Robin got out of the shower.
His stomach growled.
He got dressed and hurried out of the room.
Ambrose was already in the bedroom, slowly pulling his socks on. He looked up. “Hey. Took you long enough. You should dry your hair.”
“So, what? I don’t catch cold?”
Ambrose chuckled and put his shoes on. “No. So, Raven doesn’t drag you home to blow dry your hair.”
“Darnation!” Robin stomped back into the bathroom, grabbed a towel off the rack, and scrubbed his hair as quickly as he could. “There!” He threw the towel on the floor. “Done. Let’s go.”
Robin followed Ambrose outside. “We shoulda just put on our tuxes. Save us all a whole bunch of trouble.”
Ambrose laughed out loud. “Raven would murder us, especially if we damaged them in any way.”
Robin scoffed. “Just gettin’ them dirty would be reason enough for him to kill us dead. Darned den mother.”
“Raven is Raven. He can’t help being a fussbudget. It’s in his DNA.”
“Wouldn’t be freakin’ surprised. We meetin’ back here?”

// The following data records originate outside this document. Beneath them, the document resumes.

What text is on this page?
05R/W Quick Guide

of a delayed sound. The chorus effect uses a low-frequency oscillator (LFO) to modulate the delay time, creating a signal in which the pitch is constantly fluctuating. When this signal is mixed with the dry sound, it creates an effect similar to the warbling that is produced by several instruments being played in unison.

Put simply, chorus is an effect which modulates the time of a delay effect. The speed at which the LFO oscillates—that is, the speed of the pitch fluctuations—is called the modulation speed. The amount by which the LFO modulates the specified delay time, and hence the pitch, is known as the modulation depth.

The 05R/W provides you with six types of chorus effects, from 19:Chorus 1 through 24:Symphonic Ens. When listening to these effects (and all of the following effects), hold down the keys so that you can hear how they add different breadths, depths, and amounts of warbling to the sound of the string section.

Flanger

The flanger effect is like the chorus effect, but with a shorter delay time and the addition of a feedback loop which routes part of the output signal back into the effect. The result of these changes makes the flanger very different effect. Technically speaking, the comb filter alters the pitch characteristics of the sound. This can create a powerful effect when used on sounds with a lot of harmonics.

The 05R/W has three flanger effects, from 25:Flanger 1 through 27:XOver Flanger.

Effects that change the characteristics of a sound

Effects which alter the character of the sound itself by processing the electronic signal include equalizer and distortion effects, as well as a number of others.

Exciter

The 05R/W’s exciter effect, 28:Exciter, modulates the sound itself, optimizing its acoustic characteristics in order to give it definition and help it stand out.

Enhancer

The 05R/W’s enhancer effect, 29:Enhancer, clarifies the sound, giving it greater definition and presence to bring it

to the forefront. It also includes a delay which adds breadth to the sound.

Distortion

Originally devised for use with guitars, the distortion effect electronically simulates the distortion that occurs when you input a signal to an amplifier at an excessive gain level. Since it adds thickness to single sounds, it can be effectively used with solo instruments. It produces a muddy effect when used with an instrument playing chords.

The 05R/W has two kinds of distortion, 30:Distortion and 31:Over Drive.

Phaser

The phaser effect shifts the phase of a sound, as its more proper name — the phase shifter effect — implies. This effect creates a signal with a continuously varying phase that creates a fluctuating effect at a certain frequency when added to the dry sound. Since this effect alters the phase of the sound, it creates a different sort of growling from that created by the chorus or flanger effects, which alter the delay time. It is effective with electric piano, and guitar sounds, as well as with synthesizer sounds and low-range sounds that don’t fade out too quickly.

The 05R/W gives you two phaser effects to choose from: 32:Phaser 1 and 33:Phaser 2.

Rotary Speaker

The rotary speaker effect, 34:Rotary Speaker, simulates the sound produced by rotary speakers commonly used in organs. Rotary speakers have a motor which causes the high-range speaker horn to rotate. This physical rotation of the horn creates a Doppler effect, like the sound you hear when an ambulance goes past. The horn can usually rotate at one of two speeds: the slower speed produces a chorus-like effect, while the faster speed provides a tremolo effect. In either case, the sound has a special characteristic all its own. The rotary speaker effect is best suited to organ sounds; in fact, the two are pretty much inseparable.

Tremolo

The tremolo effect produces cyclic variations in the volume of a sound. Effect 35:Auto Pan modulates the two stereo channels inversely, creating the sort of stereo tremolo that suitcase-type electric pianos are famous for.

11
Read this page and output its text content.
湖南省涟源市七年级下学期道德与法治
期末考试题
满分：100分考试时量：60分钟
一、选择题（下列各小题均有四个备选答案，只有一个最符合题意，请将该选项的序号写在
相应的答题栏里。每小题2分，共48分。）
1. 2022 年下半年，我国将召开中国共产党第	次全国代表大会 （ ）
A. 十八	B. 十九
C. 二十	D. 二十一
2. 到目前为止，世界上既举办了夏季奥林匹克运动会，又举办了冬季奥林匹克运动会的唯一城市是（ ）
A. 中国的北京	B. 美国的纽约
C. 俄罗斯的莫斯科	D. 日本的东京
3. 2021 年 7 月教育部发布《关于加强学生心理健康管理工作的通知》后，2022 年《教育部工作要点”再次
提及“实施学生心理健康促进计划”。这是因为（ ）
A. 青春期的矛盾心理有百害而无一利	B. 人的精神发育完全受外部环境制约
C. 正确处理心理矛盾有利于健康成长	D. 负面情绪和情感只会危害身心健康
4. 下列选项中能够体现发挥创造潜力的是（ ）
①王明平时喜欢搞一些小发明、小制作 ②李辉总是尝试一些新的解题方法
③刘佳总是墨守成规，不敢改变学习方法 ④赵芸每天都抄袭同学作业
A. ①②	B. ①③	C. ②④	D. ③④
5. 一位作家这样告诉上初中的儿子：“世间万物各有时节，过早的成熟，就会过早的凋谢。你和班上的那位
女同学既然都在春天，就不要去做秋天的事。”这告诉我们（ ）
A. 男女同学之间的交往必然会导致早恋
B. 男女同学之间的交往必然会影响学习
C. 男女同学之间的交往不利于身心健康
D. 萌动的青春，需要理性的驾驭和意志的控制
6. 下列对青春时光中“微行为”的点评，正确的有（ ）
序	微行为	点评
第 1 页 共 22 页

“After we’re done hunting? Yeah.” Ambrose pressed his fist above Robin’s heart. “Be safe out there.”
Robin returned the gesture. “You too. It would be a crim’nal shame if you got yourself staked on your own weddin’ day.” His stomach did its best impersonation of a thunderstorm. “See ya!” He ran down the porch stairs and headed into the night.
Ambrose thought about the teenaged boy waiting for him. He thought about his scent of hot fudge and whipped cream.
How it had tasted.
Ambrose licked his lips. “I hope he didn’t forget about our date.” He walked down the porch steps. “After all, it was his idea.”
Raven walked down the sidewalk, watching for hunters and searching for the right scent to chase. Yet, despite his best attempts to stay focused, his mind wandered.
His mind betrayed him.
For the first time in a long time, he thought of her.
Raven swept the handkerchief across his face one more time. He folded the material into a tight square and put it in his pocket. He exited the alley without looking back.
The familiar scent of mulberries and vanilla caught him unawares.
He was glad that he had nothing in his hands because he would have dropped it. “Miss Farlington.” He dipped a slight bow at her companion. “Mr. Vansing.”
“What are you doing out here this time of night?” she asked.
Charles Vansing gave him a look that should have frozen the vampire’s blood. “The real question is what were you doing in an alley at this time of night?”
“I was out walking, sir.”
“In an alley.”
“Yes, sir. In an alley.”
“Ruddy odd place for a butler to be.”
May Rose embraced her fiancée’s arm and looked up at him.
Raven couldn’t breathe. He couldn’t even swallow.
Look at me. Please look at me.
But to what end? We are miles apart even though we be only inches from each other.
“Are you going to explain yourself?” Charles asked.
Raven thought about the dead girl lying behind a wooden crate. “No, sir. I have no intention of doing so. Please excuse me.”
May Rose frowned. “James! Watch your tone.”
He pushed his irritation down. “I am sorry, Miss Farlington. Please forgive me.” He made eye contact with her.
All I want to do is to proclaim my love to you. I wish to propose to you. I wish…I wish for a great many impossible things.
“Of course, James.”
“And please, Miss Farlington. Call me Arden.”
Disappointment showed on her face. “Of course. Arden. Come, Charles.”
He watched them walk away.
What I would have given for a chance to run after her. To clear up all of the mysteries and misunderstandings.
What I would have given for a chance to speak freely to her.
Raven stopped at a street corner and watched the passing traffic.
Yet, it was not meant to be. May Rose Farlington and I were never meant to be.
He put his hand above his heart.
It does not hurt anymore. There is no loss. No deep regret. Missy, May Rose Farlington does not hurt me anymore.
I am truly free.
The scent of blueberry cake caught his attention. He ran after it.